Merz est également resté silencieux à ce sujet ce qui a « surpris » les autorités espagnoles, a reconnu mercredi le ministre des Affaires étrangères, José Manuel Albares. Le chanceleir allemand a seulement exhorté l’Espagne à consacrer 3 % ou plus de son produit intérieur brut à la défense. Et ce n’est qu’après la réunion dans le Bureau ovale qu’il s’est empressé d’expliquer dans des interviews accordées à des chaînes de télévision allemandes qu’il avait bien pris la défense des Espagnols face à Trump : « Je lui ai dit très clairement : vous ne pouvez pas conclure ici un accord isolé avec l’Allemagne ou un accord avec toute l’Europe, mais pas avec l’Espagne. »
Une visite chez Trump : « Comme sauter à travers un cerceau enflammé »
La correspondante en chef de la DW, Michaela Küfner, était présente lors de la visite du chancelier chez Trump et selon elle : « Une visite dans le bureau ovale de Donald Trump, c’est toujours comme sauter à travers un cerceau politique enflammé. Merz non plus ne savait pas à l’avance où il allait atterrir. Le chancelier fédéral ne semblait pas préparé aux propos sévères que Trump a tenus à l’égard de l’Espagne et de la Grande-Bretagne. » En effet, Londres avait d’abord hésité à autoriser les États-Unis à utiliser les bases britanniques. Mais a finalement donné son accord.
En réalité, Merz était venu à Washington pour discuter de la politique douanière très controversée et de la guerre en Ukraine. Récemment, la Cour suprême des États-Unis avait simplement annulé une grande partie des droits de douane sévères imposés par le président américain à des pays du monde entier. Donald Trump souhaite désormais prélever des droits de douane de 15 %, ce qui correspond à peu près à un accord conclu avec l’UE l’année dernière.

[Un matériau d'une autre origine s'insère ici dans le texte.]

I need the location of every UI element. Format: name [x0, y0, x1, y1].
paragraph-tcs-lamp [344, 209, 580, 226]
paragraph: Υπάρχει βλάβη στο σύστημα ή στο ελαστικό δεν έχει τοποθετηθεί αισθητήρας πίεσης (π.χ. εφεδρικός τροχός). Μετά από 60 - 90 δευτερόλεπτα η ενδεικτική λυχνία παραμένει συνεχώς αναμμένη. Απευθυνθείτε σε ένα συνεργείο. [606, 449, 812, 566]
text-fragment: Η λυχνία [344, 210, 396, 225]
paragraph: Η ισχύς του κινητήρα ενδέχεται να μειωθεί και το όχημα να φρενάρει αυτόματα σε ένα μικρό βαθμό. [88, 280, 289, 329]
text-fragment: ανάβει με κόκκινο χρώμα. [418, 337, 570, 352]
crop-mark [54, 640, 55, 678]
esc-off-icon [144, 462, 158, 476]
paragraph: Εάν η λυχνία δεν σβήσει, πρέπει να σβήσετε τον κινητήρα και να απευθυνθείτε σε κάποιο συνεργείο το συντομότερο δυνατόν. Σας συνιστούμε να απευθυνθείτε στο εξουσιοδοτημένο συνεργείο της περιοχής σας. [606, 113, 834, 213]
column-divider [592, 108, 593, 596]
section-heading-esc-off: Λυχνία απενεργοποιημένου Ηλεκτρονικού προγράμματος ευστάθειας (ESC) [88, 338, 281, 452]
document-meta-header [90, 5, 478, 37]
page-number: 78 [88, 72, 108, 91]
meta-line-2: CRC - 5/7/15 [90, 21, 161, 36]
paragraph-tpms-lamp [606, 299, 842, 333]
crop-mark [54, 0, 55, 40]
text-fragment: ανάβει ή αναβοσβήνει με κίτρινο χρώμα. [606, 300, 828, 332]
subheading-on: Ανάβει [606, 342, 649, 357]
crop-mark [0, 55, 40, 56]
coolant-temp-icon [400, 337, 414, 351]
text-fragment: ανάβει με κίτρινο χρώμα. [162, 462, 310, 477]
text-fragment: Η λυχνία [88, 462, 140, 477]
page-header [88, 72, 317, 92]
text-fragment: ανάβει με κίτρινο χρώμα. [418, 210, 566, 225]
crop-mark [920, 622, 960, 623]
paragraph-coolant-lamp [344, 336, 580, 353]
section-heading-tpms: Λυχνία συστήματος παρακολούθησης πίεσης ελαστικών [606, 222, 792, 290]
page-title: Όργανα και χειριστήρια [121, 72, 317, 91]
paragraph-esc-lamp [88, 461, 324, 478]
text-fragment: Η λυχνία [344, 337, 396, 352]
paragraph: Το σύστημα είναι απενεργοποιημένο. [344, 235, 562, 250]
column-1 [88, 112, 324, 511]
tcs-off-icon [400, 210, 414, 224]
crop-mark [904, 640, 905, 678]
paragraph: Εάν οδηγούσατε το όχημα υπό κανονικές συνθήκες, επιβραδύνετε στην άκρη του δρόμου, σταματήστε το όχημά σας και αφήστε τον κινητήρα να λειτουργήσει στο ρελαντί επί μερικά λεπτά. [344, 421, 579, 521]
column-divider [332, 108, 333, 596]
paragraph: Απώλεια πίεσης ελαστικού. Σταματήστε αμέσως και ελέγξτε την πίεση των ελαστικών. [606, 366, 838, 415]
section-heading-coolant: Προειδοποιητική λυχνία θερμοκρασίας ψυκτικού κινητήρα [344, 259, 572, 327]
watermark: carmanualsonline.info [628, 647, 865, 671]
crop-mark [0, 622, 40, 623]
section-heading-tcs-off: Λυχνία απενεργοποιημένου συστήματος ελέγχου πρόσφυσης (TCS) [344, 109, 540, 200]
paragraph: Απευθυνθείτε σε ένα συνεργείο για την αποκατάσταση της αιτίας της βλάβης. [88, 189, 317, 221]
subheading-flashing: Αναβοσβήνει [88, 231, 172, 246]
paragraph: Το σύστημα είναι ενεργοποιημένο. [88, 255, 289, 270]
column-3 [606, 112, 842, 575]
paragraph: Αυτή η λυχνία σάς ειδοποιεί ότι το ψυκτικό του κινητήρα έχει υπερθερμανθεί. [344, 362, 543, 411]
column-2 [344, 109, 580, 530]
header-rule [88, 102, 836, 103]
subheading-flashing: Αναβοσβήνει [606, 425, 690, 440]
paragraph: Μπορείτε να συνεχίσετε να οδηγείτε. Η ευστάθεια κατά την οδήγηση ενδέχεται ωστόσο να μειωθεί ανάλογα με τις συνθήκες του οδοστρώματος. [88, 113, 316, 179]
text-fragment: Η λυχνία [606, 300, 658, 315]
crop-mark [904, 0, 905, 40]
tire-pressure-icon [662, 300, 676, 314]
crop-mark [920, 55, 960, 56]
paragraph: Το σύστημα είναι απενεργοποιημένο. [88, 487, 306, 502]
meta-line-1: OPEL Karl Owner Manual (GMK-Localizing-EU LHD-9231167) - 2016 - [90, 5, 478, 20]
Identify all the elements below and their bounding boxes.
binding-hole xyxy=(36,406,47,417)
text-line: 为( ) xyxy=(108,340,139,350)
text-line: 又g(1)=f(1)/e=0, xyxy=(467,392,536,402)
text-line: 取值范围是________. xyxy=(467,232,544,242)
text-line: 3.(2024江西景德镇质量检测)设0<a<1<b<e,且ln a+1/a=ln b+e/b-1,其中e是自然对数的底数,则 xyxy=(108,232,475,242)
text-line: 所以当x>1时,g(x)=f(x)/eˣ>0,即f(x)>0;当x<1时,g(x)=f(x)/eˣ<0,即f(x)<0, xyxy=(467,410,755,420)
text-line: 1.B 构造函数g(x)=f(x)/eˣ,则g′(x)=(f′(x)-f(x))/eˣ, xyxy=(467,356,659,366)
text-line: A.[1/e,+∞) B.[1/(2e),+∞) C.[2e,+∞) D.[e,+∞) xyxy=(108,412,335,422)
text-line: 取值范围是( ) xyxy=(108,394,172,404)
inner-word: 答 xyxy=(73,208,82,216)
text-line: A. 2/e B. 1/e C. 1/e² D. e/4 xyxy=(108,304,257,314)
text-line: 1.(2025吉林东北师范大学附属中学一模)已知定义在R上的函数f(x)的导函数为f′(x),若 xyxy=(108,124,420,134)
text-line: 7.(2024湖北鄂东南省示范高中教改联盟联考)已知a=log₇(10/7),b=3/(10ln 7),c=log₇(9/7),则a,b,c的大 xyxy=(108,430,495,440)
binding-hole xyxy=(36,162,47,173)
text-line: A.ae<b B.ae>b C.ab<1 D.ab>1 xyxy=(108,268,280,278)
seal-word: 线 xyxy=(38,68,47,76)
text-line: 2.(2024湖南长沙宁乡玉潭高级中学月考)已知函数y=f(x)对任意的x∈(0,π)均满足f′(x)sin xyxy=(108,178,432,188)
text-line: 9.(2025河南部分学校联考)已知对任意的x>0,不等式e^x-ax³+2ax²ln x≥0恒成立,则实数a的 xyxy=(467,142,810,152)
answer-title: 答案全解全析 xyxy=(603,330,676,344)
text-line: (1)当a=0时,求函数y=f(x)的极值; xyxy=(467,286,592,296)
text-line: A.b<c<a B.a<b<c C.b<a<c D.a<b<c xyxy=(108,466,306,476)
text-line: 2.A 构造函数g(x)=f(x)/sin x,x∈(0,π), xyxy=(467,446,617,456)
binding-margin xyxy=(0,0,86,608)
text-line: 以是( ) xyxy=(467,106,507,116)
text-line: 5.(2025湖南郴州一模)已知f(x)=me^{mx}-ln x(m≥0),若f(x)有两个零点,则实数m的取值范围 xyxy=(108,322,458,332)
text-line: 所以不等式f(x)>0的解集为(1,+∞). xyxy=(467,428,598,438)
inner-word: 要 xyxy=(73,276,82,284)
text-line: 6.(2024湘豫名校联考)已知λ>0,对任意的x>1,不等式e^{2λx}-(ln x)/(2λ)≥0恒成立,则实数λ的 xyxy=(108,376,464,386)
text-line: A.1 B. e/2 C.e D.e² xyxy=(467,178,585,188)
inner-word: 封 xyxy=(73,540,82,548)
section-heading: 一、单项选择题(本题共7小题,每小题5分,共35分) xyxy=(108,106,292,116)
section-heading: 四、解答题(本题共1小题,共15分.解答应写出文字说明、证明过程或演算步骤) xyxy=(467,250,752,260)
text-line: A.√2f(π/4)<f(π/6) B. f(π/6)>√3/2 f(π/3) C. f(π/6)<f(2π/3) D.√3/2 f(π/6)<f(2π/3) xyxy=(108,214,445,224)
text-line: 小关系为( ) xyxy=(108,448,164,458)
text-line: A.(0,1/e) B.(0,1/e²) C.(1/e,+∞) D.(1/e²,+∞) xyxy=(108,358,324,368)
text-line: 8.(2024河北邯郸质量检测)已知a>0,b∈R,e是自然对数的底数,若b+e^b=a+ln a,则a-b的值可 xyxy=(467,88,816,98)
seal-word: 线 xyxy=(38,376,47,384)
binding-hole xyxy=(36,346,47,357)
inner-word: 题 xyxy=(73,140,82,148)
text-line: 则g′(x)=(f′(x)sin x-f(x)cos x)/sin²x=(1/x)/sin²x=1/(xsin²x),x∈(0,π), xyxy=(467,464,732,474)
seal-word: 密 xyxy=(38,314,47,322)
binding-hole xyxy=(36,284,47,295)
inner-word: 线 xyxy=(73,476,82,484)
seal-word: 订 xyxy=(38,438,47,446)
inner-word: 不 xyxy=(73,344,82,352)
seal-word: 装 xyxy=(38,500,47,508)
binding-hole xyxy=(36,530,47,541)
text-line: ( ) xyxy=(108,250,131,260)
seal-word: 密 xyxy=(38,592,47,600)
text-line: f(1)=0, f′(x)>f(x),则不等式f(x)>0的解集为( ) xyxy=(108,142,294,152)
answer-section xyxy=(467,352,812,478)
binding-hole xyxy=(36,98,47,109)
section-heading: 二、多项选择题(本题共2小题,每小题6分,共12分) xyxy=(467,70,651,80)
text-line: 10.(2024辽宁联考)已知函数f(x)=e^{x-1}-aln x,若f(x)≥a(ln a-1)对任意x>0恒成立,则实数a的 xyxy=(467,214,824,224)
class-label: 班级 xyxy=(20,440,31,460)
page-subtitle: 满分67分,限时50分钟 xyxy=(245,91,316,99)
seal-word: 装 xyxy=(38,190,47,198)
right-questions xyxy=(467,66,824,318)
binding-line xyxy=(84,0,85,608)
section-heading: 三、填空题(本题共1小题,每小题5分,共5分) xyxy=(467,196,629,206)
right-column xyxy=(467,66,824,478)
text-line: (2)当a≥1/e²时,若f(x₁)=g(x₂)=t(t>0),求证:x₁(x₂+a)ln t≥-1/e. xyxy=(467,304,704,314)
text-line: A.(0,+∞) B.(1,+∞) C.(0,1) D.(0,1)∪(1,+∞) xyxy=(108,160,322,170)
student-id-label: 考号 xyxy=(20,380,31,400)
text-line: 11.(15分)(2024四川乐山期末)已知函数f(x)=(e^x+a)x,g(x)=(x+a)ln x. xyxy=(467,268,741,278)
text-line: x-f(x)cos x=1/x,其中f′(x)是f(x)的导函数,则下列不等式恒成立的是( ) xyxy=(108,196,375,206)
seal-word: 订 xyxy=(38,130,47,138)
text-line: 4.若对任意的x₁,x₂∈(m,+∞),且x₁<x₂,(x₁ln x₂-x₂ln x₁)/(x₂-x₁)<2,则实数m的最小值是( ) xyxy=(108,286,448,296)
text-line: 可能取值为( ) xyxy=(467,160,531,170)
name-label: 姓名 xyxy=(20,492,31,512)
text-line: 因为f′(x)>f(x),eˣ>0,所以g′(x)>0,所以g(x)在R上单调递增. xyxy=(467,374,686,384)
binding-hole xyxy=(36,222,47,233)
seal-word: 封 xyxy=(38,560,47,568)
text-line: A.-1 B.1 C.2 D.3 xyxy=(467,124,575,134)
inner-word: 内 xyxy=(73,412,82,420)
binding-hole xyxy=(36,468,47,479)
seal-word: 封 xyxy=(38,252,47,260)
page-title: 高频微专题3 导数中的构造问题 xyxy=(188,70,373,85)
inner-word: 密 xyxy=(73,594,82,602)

Le déficit UE/États-Unis dans le domaine des services
Mais après les récentes turbulences causées par la décision de la Cour suprême américaine et les menaces douanières virulentes de Trump, l’UE n’a pas encore approuvé l’accord. Et Merz y voit des possibilités de renégociation. Il aurait notamment fait remarquer à Trump qu’il existe un déficit important pour l’Europe dans la balance commerciale avec les États-Unis en matière de services. Trump ne pense qu’aux échanges de marchandises : « Jusqu’à présent, nous n’avons pas eu l’idée de pénaliser ces services fournis par l’Amérique en Europe avec des droits de douane spéciaux », a averti le chancelier. Comme toujours après la réunion, devant les caméras allemandes.
Et cela ressemblait presque à une petite menace. Pas dans le style de Trump, mais quand même. Le chancelier a également souligné l’importance qu’il accorde aux questions commerciales par de petits gestes : il a remis à Trump, en guise de cadeau, une reproduction d’un accord commercial entre la Prusse et les États-Unis datant de 1785. Comme l’a ajouté Friedrich Merz, il s’agit du premier accord commercial conclu par les États-Unis avec un pays tiers. Un exemple d’ordre fondé sur des règles, un ordre que Trump ne cesse de contourner. On ignore si Donald Trump se laisse impressionner par de tels gestes.
Peu d’éclaircissements ont été apportés sur le sujet de la guerre d’agression menée par la Russie contre l’Ukraine , qui dure maintenant depuis plus de quatre ans. Avant son départ pour les États-Unis, Merz avait souligné que ce n’est que lorsque Washington ferait à nouveau pression sur la Russie que le président Vladimir Poutine serait prêt à faire des concessions. Et le chancelier avait ajouté, comme une litanie, qu’il ne devait pas y avoir de solution négociée au-dessus des têtes des Européens. Ce qui est pourtant le cas en permanence.